Sebelumnya, di-event 30 Hari Menulis hari keempat saya sempat menuliskan sedikit cerita legenda The Pied Piper of Hamelin. Saat sedang mencari-cari referensi serta inspirasi menulis itulah saya menemukan film dengan genre horor fantasi berjudul The Piper yang ternyata dibuat berdasar pada cerita The Pied Piper of Hamelin, Jerman.

The Piper merupakan film debut dari sutradara Kim Gwang-Tae. Plot utama film ini sendiri sama persis dengan The Pied Piper of Hamelin, tentang seorang pria dan seruling ajaibnya yang mampu melenyapkan wabah tikus di desa Hamelin, yang kemudian ceritanya dikembangkan sesuai budaya orang asia dan juga imajinasi sang penulis naskah, namun tetap menarik sekalipun bagi mereka yang sudah pernah membaca kisahnya.
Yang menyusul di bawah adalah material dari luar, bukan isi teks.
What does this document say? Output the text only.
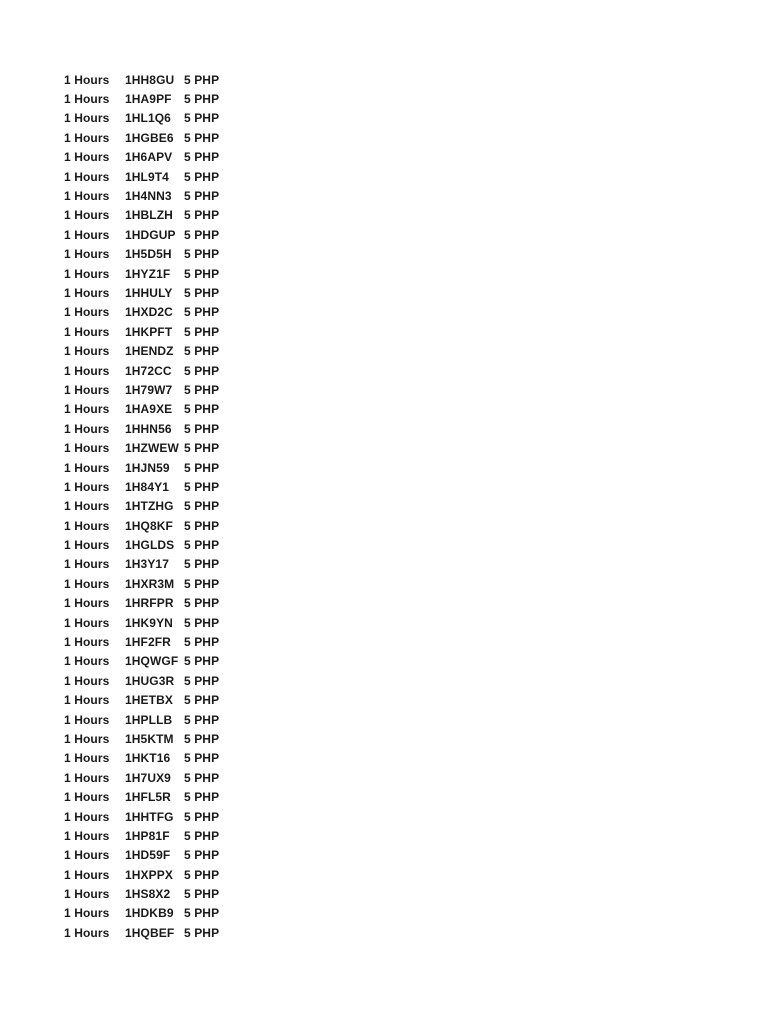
1 Hours	1HH8GU 5 PHP
1 Hours	1HA9PF	5 PHP
1 Hours	1HL1Q6	5 PHP
1 Hours	1HGBE6 5 PHP
1 Hours	1H6APV 5 PHP
1 Hours	1HL9T4	5 PHP
1 Hours	1H4NN3	5 PHP
1 Hours	1HBLZH 5 PHP
1 Hours	1HDGUP 5 PHP
1 Hours	1H5D5H	5 PHP
1 Hours	1HYZ1F	5 PHP
1 Hours	1HHULY 5 PHP
1 Hours	1HXD2C 5 PHP
1 Hours	1HKPFT 5 PHP
1 Hours	1HENDZ 5 PHP
1 Hours	1H72CC	5 PHP
1 Hours	1H79W7 5 PHP
1 Hours	1HA9XE 5 PHP
1 Hours	1HHN56	5 PHP
1 Hours	1HZWEW 5 PHP
1 Hours	1HJN59	5 PHP
1 Hours	1H84Y1	5 PHP
1 Hours	1HTZHG 5 PHP
1 Hours	1HQ8KF 5 PHP
1 Hours	1HGLDS 5 PHP
1 Hours	1H3Y17	5 PHP
1 Hours	1HXR3M 5 PHP
1 Hours	1HRFPR 5 PHP
1 Hours	1HK9YN 5 PHP
1 Hours	1HF2FR	5 PHP
1 Hours	1HQWGF 5 PHP
1 Hours	1HUG3R 5 PHP
1 Hours	1HETBX 5 PHP
1 Hours	1HPLLB 5 PHP
1 Hours	1H5KTM 5 PHP
1 Hours	1HKT16	5 PHP
1 Hours	1H7UX9	5 PHP
1 Hours	1HFL5R	5 PHP
1 Hours	1HHTFG 5 PHP
1 Hours	1HP81F	5 PHP
1 Hours	1HD59F	5 PHP
1 Hours	1HXPPX 5 PHP
1 Hours	1HS8X2	5 PHP
1 Hours	1HDKB9 5 PHP
1 Hours	1HQBEF 5 PHP
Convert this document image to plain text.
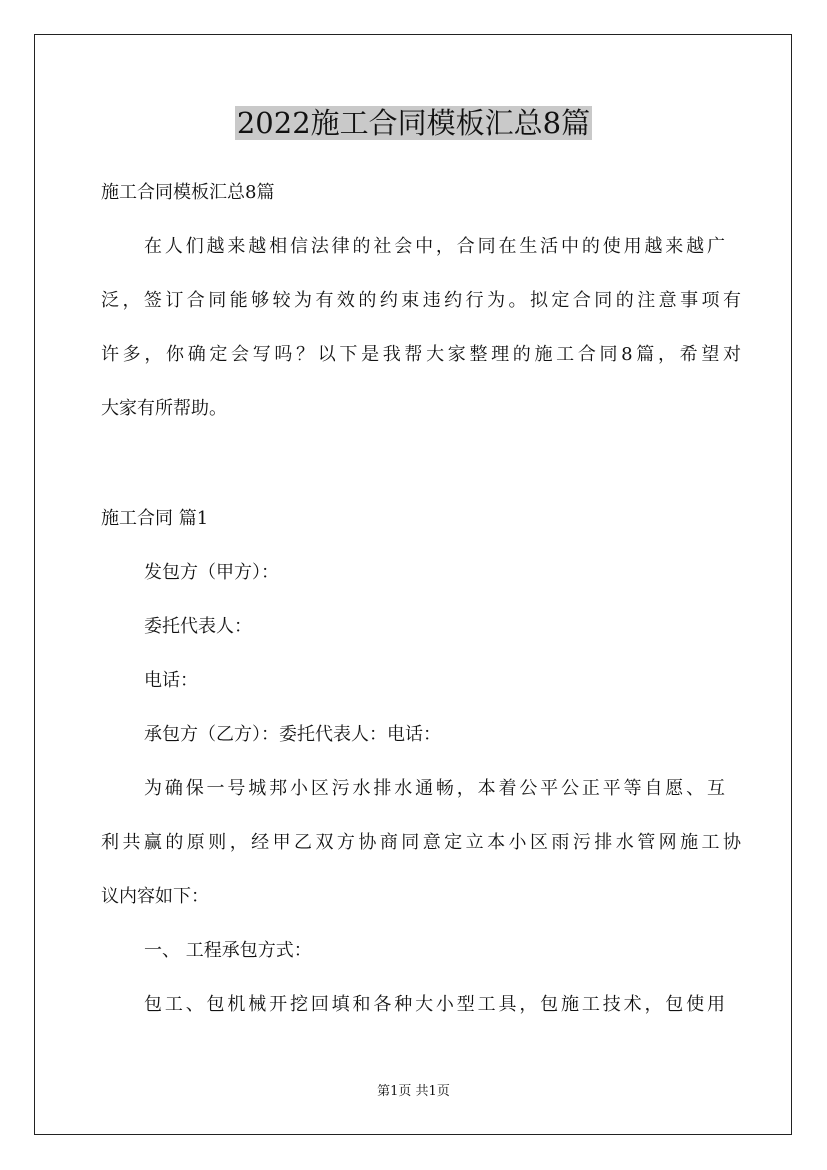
2022施工合同模板汇总8篇

施工合同模板汇总8篇

在人们越来越相信法律的社会中，合同在生活中的使用越来越广

泛，签订合同能够较为有效的约束违约行为。拟定合同的注意事项有

许多，你确定会写吗？以下是我帮大家整理的施工合同8篇，希望对

大家有所帮助。

施工合同 篇1

发包方（甲方）：

委托代表人：

电话：

承包方（乙方）：委托代表人：电话：

为确保一号城邦小区污水排水通畅，本着公平公正平等自愿、互

利共赢的原则，经甲乙双方协商同意定立本小区雨污排水管网施工协

议内容如下：

一、 工程承包方式：

包工、包机械开挖回填和各种大小型工具，包施工技术，包使用

第1页 共1页
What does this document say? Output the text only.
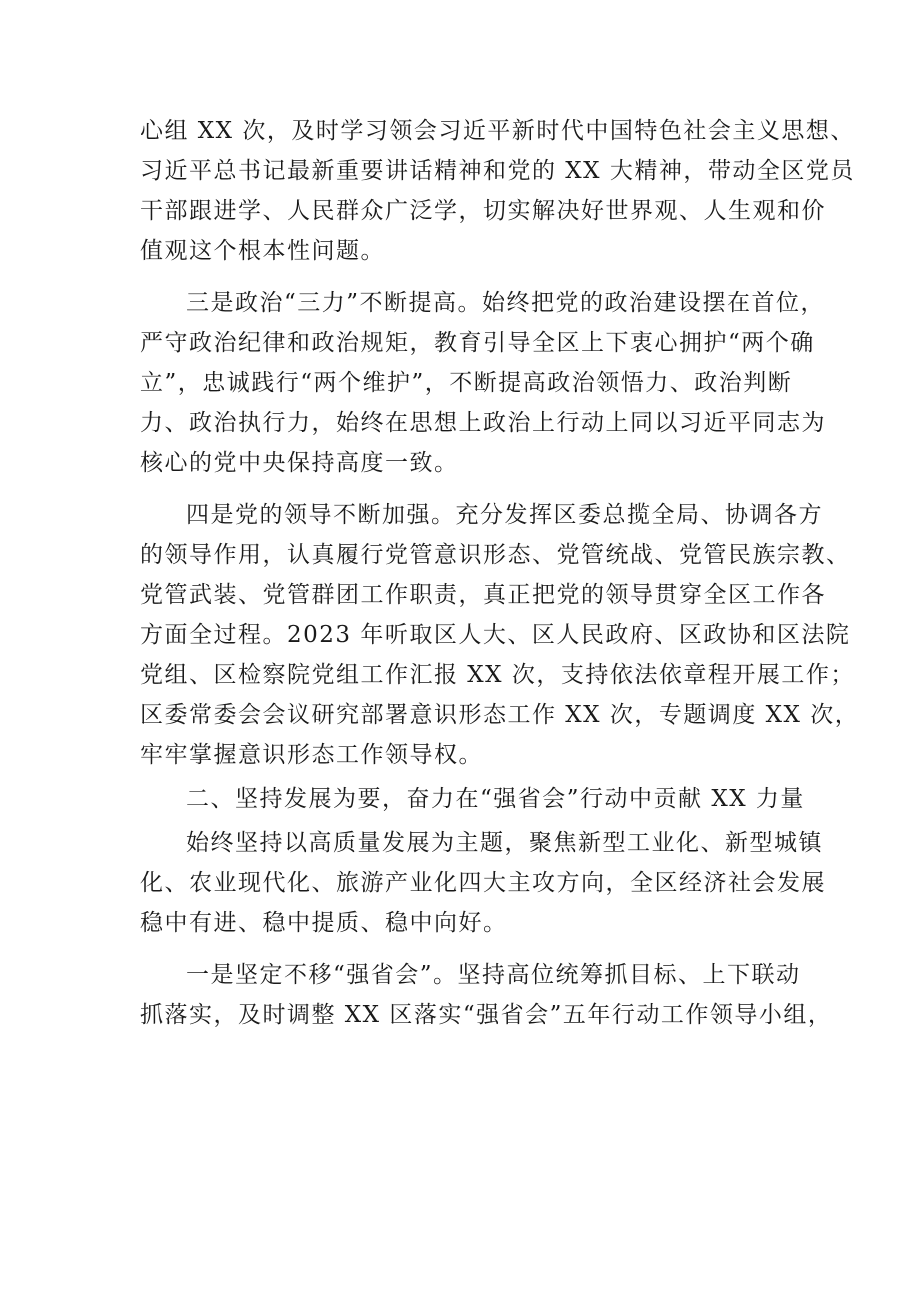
心组 XX 次，及时学习领会习近平新时代中国特色社会主义思想、
习近平总书记最新重要讲话精神和党的 XX 大精神，带动全区党员
干部跟进学、人民群众广泛学，切实解决好世界观、人生观和价
值观这个根本性问题。
三是政治“三力”不断提高。始终把党的政治建设摆在首位，
严守政治纪律和政治规矩，教育引导全区上下衷心拥护“两个确
立”，忠诚践行“两个维护”，不断提高政治领悟力、政治判断
力、政治执行力，始终在思想上政治上行动上同以习近平同志为
核心的党中央保持高度一致。
四是党的领导不断加强。充分发挥区委总揽全局、协调各方
的领导作用，认真履行党管意识形态、党管统战、党管民族宗教、
党管武装、党管群团工作职责，真正把党的领导贯穿全区工作各
方面全过程。2023 年听取区人大、区人民政府、区政协和区法院
党组、区检察院党组工作汇报 XX 次，支持依法依章程开展工作；
区委常委会会议研究部署意识形态工作 XX 次，专题调度 XX 次，
牢牢掌握意识形态工作领导权。
二、坚持发展为要，奋力在“强省会”行动中贡献 XX 力量
始终坚持以高质量发展为主题，聚焦新型工业化、新型城镇
化、农业现代化、旅游产业化四大主攻方向，全区经济社会发展
稳中有进、稳中提质、稳中向好。
一是坚定不移“强省会”。坚持高位统筹抓目标、上下联动
抓落实，及时调整 XX 区落实“强省会”五年行动工作领导小组，
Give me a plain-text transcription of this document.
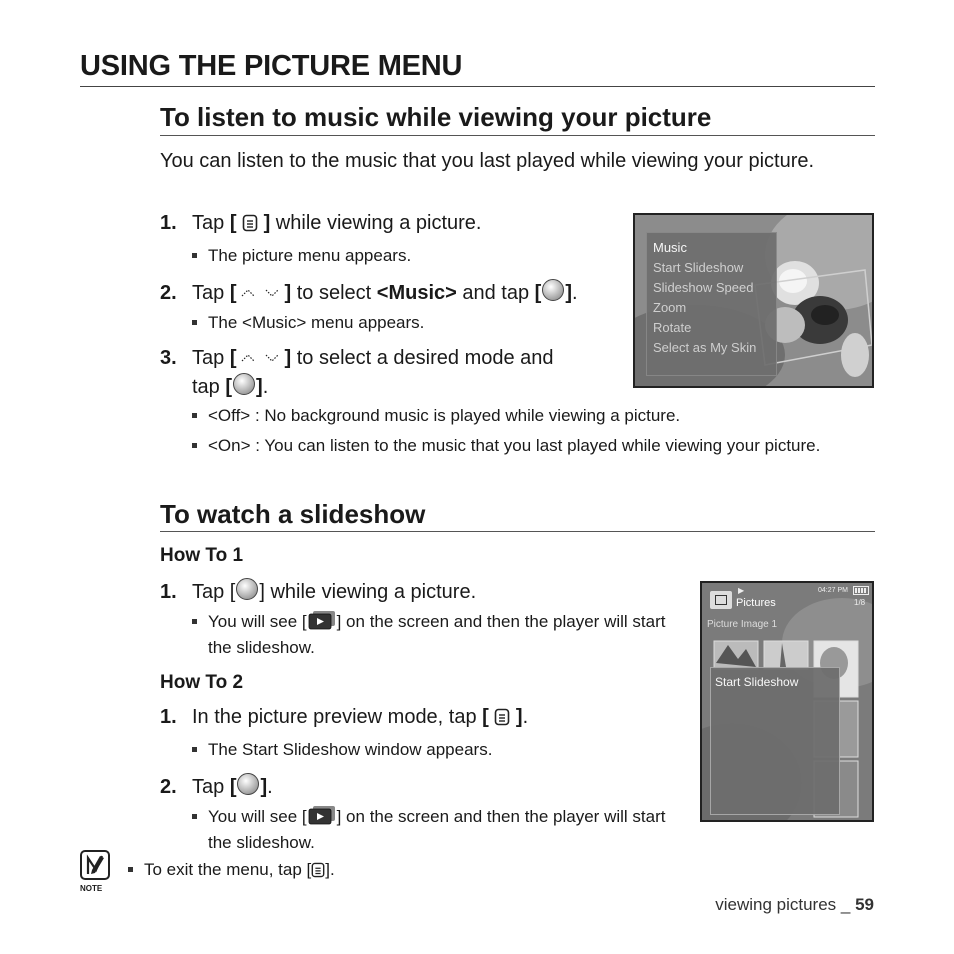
USING THE PICTURE MENU
To listen to music while viewing your picture
You can listen to the music that you last played while viewing your picture.
1. Tap [  ] while viewing a picture.
The picture menu appears.
2. Tap [ ] to select <Music> and tap [ ].
The <Music> menu appears.
3. Tap [ ] to select a desired mode and
tap [ ].
<Off> : No background music is played while viewing a picture.
<On> : You can listen to the music that you last played while viewing your picture.
Music
Start Slideshow
Slideshow Speed
Zoom
Rotate
Select as My Skin
To watch a slideshow
How To 1
1. Tap [ ] while viewing a picture.
You will see [ ] on the screen and then the player will start the slideshow.
How To 2
1. In the picture preview mode, tap [  ].
The Start Slideshow window appears.
2. Tap [ ].
You will see [ ] on the screen and then the player will start the slideshow.
▶	04:27 PM
Pictures	1/8
Picture Image 1
Start Slideshow
NOTE
To exit the menu, tap [ ].
viewing pictures _ 59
Woo Ryong (diperankan oleh Ryu Seung Ryong) sedang dalam perjalanan menuju ke Seoul untuk menyembuhkan penyakit tuberkolosis yang diderita anak semata wayangnya, di tengah perjalanan dia tanpa sengaja menemukan sebuah desa tak bernama yang dihuni oleh orang-orang yang tampak sangat risih dengan kedatangan tamu tak diundang. Tanpa rasa curiga Woo Ryong pun memasuki desa tersebut dan meminta izin untuk dibiarkan tinggal beberapa hari  sebelum nantinya melanjutkan perjalanan ke Seoul.

Woo Ryong akhirnya diberi izin tinggal di sana beberapa hari oleh sang kepala desa yang sejak awal kemunculannya terlihat cukup misterius. Malam itu, Woo Ryong mendapati jika desa tersebut sedang mengalami gangguan dari tikus yang jumlahnya sangat banyak. Tidak hanya makanan, tikus-tikus ini pun sering menggigiti anak-anak desa. Woo Ryong pun menawarkan diri untuk mengusir tikus-tikus keluar dari desa dengan imbalan uang untuk pengobatan sang anak, warga desa pun menyetujui. Namun, itulah awal yang akan membuat Woo Ryong menyesali diri karena telah memasuki desa misterius tersebut.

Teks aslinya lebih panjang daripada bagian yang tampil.